17. A method for selective separation of one or more target cations from a source liquid containing the target cations and one or more competing ionic species, comprising:

flowing the source liquid through the system of claim 15, between an anion exchange membrane facing anode and the crown ether based layer on the anode facing side of the membrane for target cation separation;

flowing a product stream through the system, between the cation exchange membrane on the cathode facing side of the membrane for target cation separation and the first anion exchange membrane; and

applying an electric field between the anode and the cathode,

wherein one or more target cations in the source liquid are selectively bound by the crown ether based layer and transport through the crown ether based layer and the cation exchange membrane of the membrane for target cation separation into the product stream for recovery of the one or more target cations.

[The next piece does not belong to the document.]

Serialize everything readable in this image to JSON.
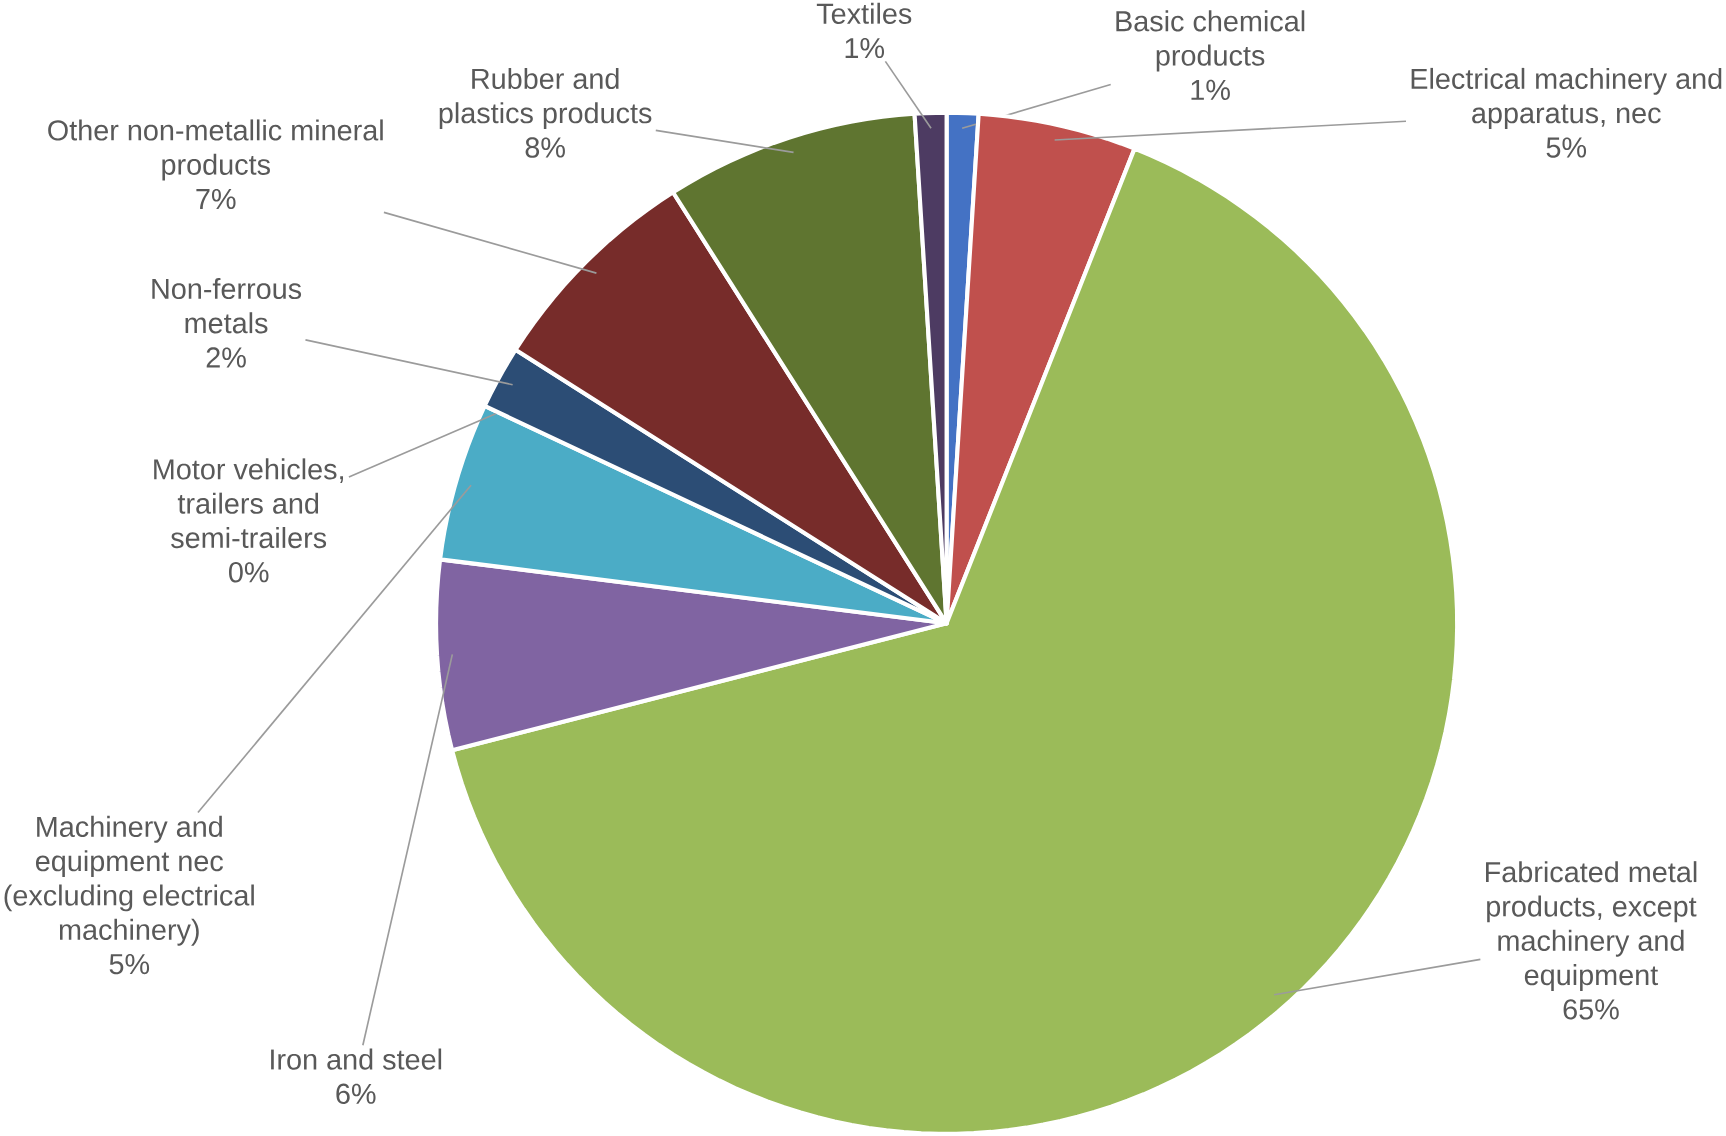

18. The method of claim 17, wherein the source liquid is flowed at a rate of about 0.1 liters per hour to about 150 liters per hour and/or the product stream is flowed at a rate of about 0.1 liters per hour to about 150 liters per hour.

19. A method of making the membrane of claim 1, comprising:

applying a crown ether based layer onto a cation exchange membrane, wherein the crown ether based layer comprises crown ether-based monomers or polymers capable of selectively binding the target cation.

20. The method of claim 19, wherein the crown ether based layer is applied onto the cation exchange membrane by coating, or casting, or layer-by-layer interfacial polymerization.